Baba, sevgisini pek göstermeyen ihtiyaç halinde çocuğa ceza veren konumdadır. Otorite ve gücün sarsılması istenmemektedir. Çocuğu seversen şımarık olur düşüncesi anlayışı bu döneme dayanmaktadır. Bu dönemin çocukları baba sevgisinden mahrumdur. Cumhuriyet döneminde de bu aile tablosu devam etmektedir. Her iki dönemde de dayak ve korku en çok kullanılan disiplin yöntemidir. Diğer bir korku yöntemi ise (öcüler) olmayan varlıklar üzerinden çocuğu ürkütmektir. Doğa üstü varlıklar, (cinler, periler, al karıları) masalsı yaratıklarla çocuklar sindirilmeye çalışılınırdı. Çocuk yaramazlık yaptığında polise ve arabacıya verilmekte tehdit edilirdi. Bu şekilde verilen cezalar ve korkular çocuğun ezik içe kapanık olmasına yol açmaktadır. Sürekli birine verilmekte tehdit edilen çocukta sevilmeme ve terk edilme korkusu vardır. Polisle korkutulan çocuk ise büyüdüğünde kötü bir durumla karşılaştığında polise gitmekten korkarak ya da polisten kaçarak başına daha kötü işler açabilir. Maalesef ki bu korkutma yöntemi hala devam etmektedir . Çünkü okumamazlık ve cehalet devam etmekte bazen de sanırım anneye babaya uygulanan muamele çocuğa aktarılıyor .
Hem Osmanlı hem de Cumhuriyet döneminde çocuklara küçük yaşlarda dini eğitim verilmeye başlanmaktaydı . Her iki dönemde de kitap okuma sevgisi var. Osmanlıda daha çok dini içerikli kitaplar, Cumhuriyet döneminde ise millet sevgisi ve kahramanlık hikayeleri içeren kitaplar okunmaktaydı. Bu sayede çocuklar düşünmeyi ve hayal kurmayı öğrenirdi. Buradaki eleştiri şu olabilir yaşına uygun olmayan oyun çağında 4-5 yaşındaki çocuğa baskı yaratarak zorlayarak bunu yaptırmak.
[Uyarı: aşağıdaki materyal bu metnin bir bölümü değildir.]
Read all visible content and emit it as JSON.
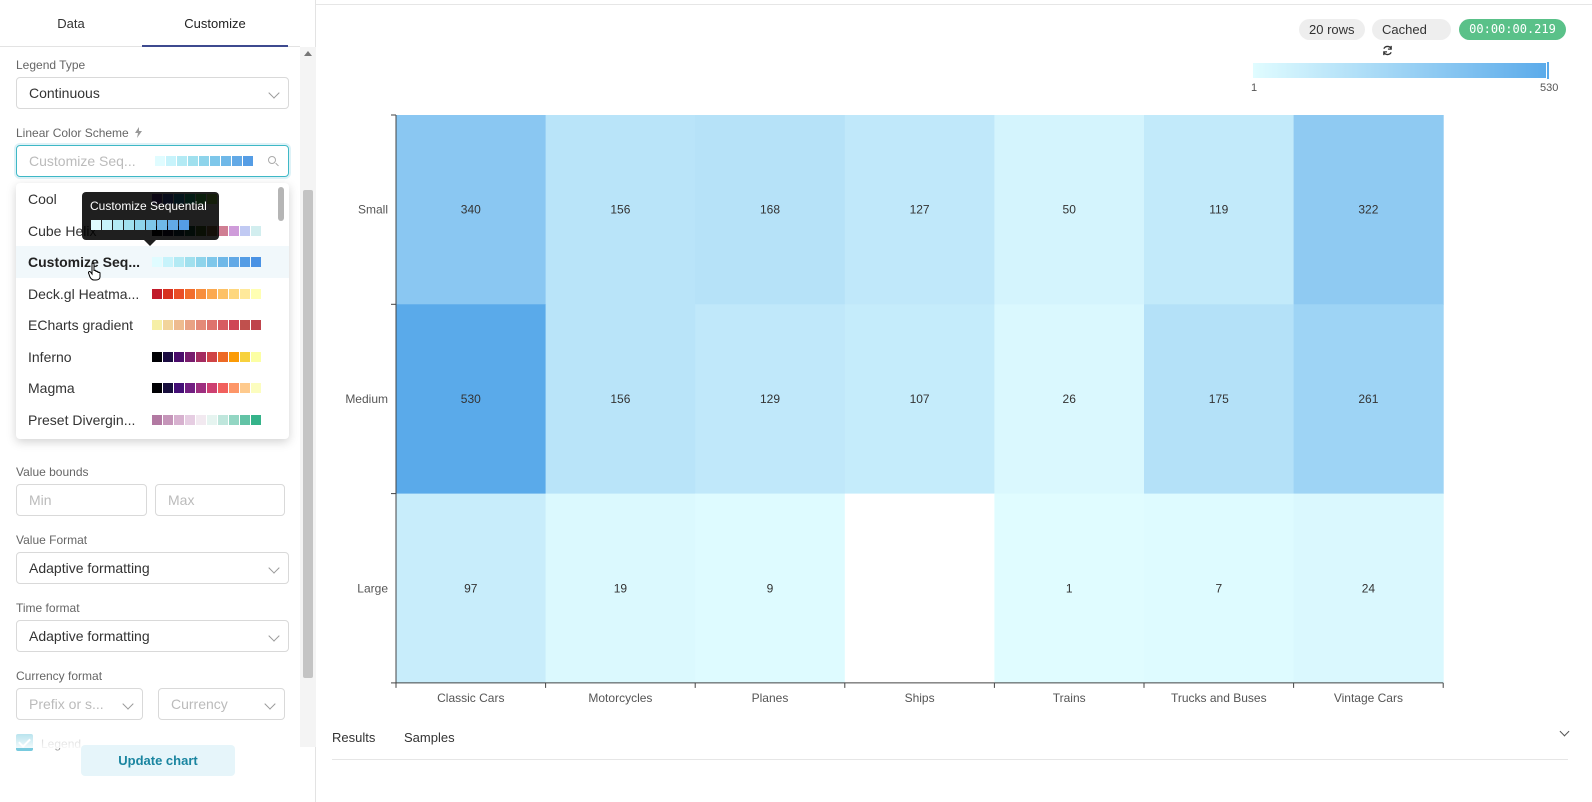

Çocukların arkadaşları her iki dönemde de önemlidir. Kız kızla, erkek erkekle arkadaşlık etmeli. Komşu bile çocuğun üzerinde söz hakkı sahibiydi. Toplumsal baskı ve çevre baskısı var.

Cumhuriyet döneminde okuldan arta kalan zamanlarda çocuk bir tanıdığın yanında çalıştırılırdı. Okul eğitimine her iki dönemde önem verilmiş Osmanlıda fiziki okul olmadığı için çocuklar 4 yaş civarı dini eğitimle başlayan eğitime camide devam ediyordu. Cumhuriyet döneminde fiziki okul yapısından bahsedilir. Ailede sıkça başvurulan dayak okulda da disipline etme aracıdır. Ailelerde öğretmenlere (eti senin kemiği benim cümlesini hatırlarsınız ) muhakkak bu hak verilirdi.

Cumhuriyet sonrası dönemde annelerin korumacı ve müdahaleci tavrı çocukların disiplini konusunda zorlanma yaşamasına sebep vermiştir. Çocuklar annelerinin hoşgörüsüne sığınarak otorite boşluğundan iyi faydalanmış baba öğretmen ve diğer aile büyükleri çocuklar üzerinde otorite kurmakta zorlanmışlardır. Bu dönemde aile ve evlilik birliği çok önemli çünkü çocuğun ilk eğitimi ailede başlamaktadır.
Hala en büyük sorun kız çocuklarının eğitimden mahrum bırakılmasıdır. İş dünyasında bile hala erkeklere değil kadınlara “çocuk sahibi olmayı düşünüyor musunuz?” Soruları soruluyor. “Kısa zamanda evlenmeyi düşünüyor musunuz?” soruları soruluyor. Üst düzey yönetimlerde kadınlara hak verilmiyor.

Uzun zamandır çocukların yararı için hiçbir yerde ihmal edilmesin, eziyet edilmesin, temel hakları elinden alınmasın diye tüm dünyada yasalar ve kurallar oluşturulmuştur.